Ворот фланелевой рубашки деда Порфирьева оказался расстегнут, и я заглянул туда.
Там было темно, как в гробу, едва различимым пятном мерцала майка на тонких застиранных бретельках-портупее и задранные чуть ли не до самых ключиц безразмерные армейские кальсоны. Да, я любил препарировать стариков, потому что мне ничего не оставалось делать, как испытывать эту последнюю, ничтожную, унизительную жалость к самому себе, находившую свое отражение в их лицах, во всем их обличии и униформе. Однажды я пытался подглядывать за подругой моей матери, которая работала продавщицей у нас в "Хозтоварах", но, заметив меня за этим занятием, она избила меня, а потом все рассказала моей матери, которая, в свою очередь, тоже избила меня и не пустила гулять.

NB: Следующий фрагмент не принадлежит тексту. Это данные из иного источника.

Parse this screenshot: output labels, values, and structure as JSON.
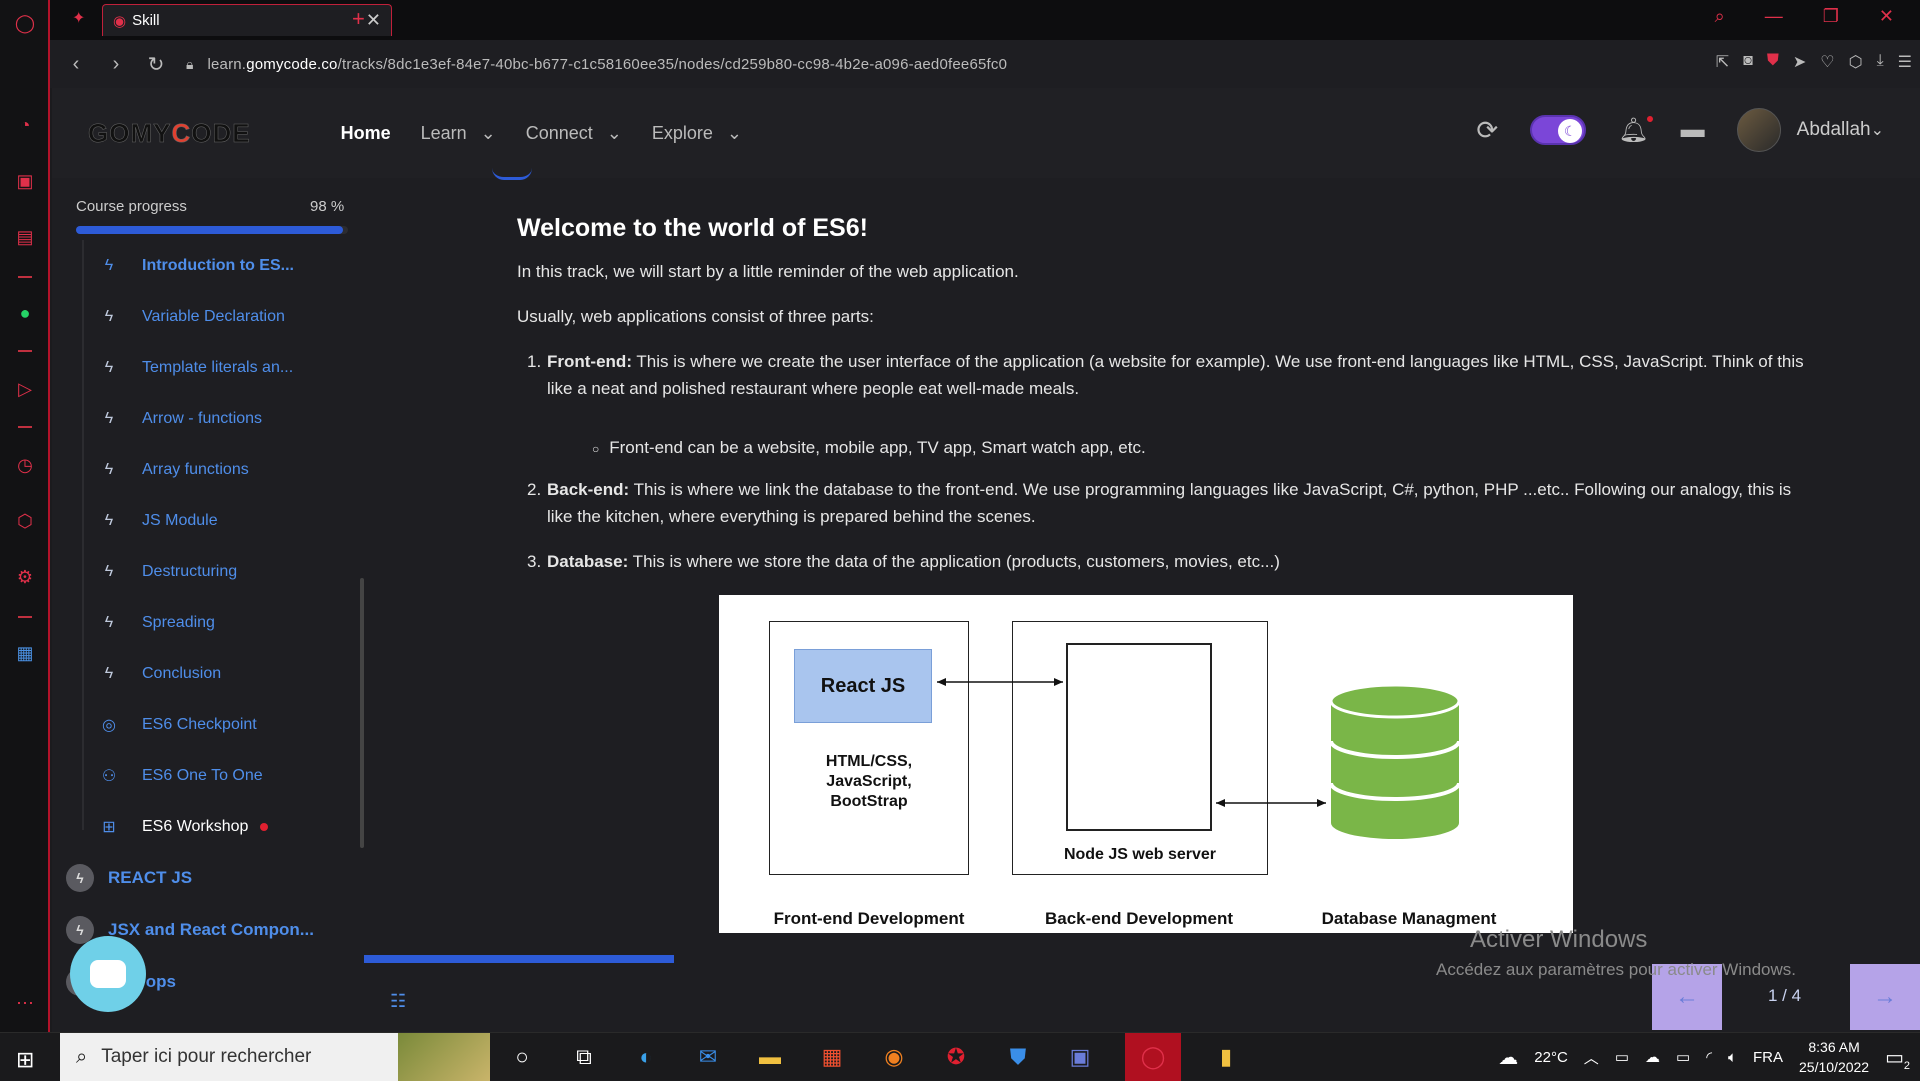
{
  "browser": {
    "tab_title": "Skill",
    "url_domain": "gomycode.co",
    "url_prefix": "learn.",
    "url_path": "/tracks/8dc1e3ef-84e7-40bc-b677-c1c58160ee35/nodes/cd259b80-cc98-4b2e-a096-aed0fee65fc0"
  },
  "nav": {
    "logo": "GOMYCODE",
    "home": "Home",
    "learn": "Learn",
    "connect": "Connect",
    "explore": "Explore",
    "username": "Abdallah"
  },
  "sidebar": {
    "progress_label": "Course progress",
    "progress_value": "98 %",
    "progress_fraction": 0.98,
    "lessons": [
      {
        "label": "Introduction to ES...",
        "state": "current"
      },
      {
        "label": "Variable Declaration"
      },
      {
        "label": "Template literals an..."
      },
      {
        "label": "Arrow - functions"
      },
      {
        "label": "Array functions"
      },
      {
        "label": "JS Module"
      },
      {
        "label": "Destructuring"
      },
      {
        "label": "Spreading"
      },
      {
        "label": "Conclusion"
      },
      {
        "label": "ES6 Checkpoint"
      },
      {
        "label": "ES6 One To One"
      },
      {
        "label": "ES6 Workshop"
      }
    ],
    "sections": [
      "REACT JS",
      "JSX and React Compon...",
      "ct Props"
    ]
  },
  "content": {
    "title": "Welcome to the world of ES6!",
    "p1": "In this track, we will start by a little reminder of the web application.",
    "p2": "Usually, web applications consist of three parts:",
    "items": [
      {
        "num": "1.",
        "bold": "Front-end:",
        "text": " This is where we create the user interface of the application (a website for example). We use front-end languages like HTML, CSS, JavaScript. Think of this like a neat and polished restaurant where people eat well-made meals."
      },
      {
        "num": "2.",
        "bold": "Back-end:",
        "text": " This is where we link the database to the front-end. We use programming languages like JavaScript, C#, python, PHP ...etc.. Following our analogy, this is like the kitchen, where everything is prepared behind the scenes."
      },
      {
        "num": "3.",
        "bold": "Database:",
        "text": " This is where we store the data of the application (products, customers, movies, etc...)"
      }
    ],
    "bullet": "Front-end can be a website, mobile app, TV app, Smart watch app, etc.",
    "diagram": {
      "react": "React JS",
      "frontend_tech_1": "HTML/CSS,",
      "frontend_tech_2": "JavaScript,",
      "frontend_tech_3": "BootStrap",
      "server": "Node JS web server",
      "label_front": "Front-end Development",
      "label_back": "Back-end Development",
      "label_db": "Database Managment"
    }
  },
  "pager": {
    "text": "1 / 4"
  },
  "watermark": {
    "line1": "Activer Windows",
    "line2": "Accédez aux paramètres pour activer Windows."
  },
  "taskbar": {
    "search": "Taper ici pour rechercher",
    "temp": "22°C",
    "lang": "FRA",
    "time": "8:36 AM",
    "date": "25/10/2022",
    "notif": "2"
  }
}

Итак, найдя себе оправдание хотя бы перед лицом его старости и беспомощности, вероятно, мнимой, я молниеносно просунул руку за ворот рубашки деда Порфирьева и, схватив пересохшую резинку его кальсон, начал ее тянуть на себя. Старик заперебирал ногами, поскользнулся и повис, посуда посыпалась из его рук, ворот лопнул, а голова отделилась от тела.
У меня никогда не было деда. Вернее сказать, он, конечно, был, но я его не помнил, потому что отец матери умер, когда мне не было и трех лет. Дед же по линии отца так никогда и не появился в моей жизни. Бабушка что-то рассказывала о нем: будто он воевал, был ранен, долго болел, не мог двигаться, но разобраться в том, что с ним произошло потом, я так и не смог. Отец говорил только, что его похоронили в перелеске за кладбищенской оградой, что недалеко от заброшенного цементного элеватора. Плохое место - тут хоронили самоубийц.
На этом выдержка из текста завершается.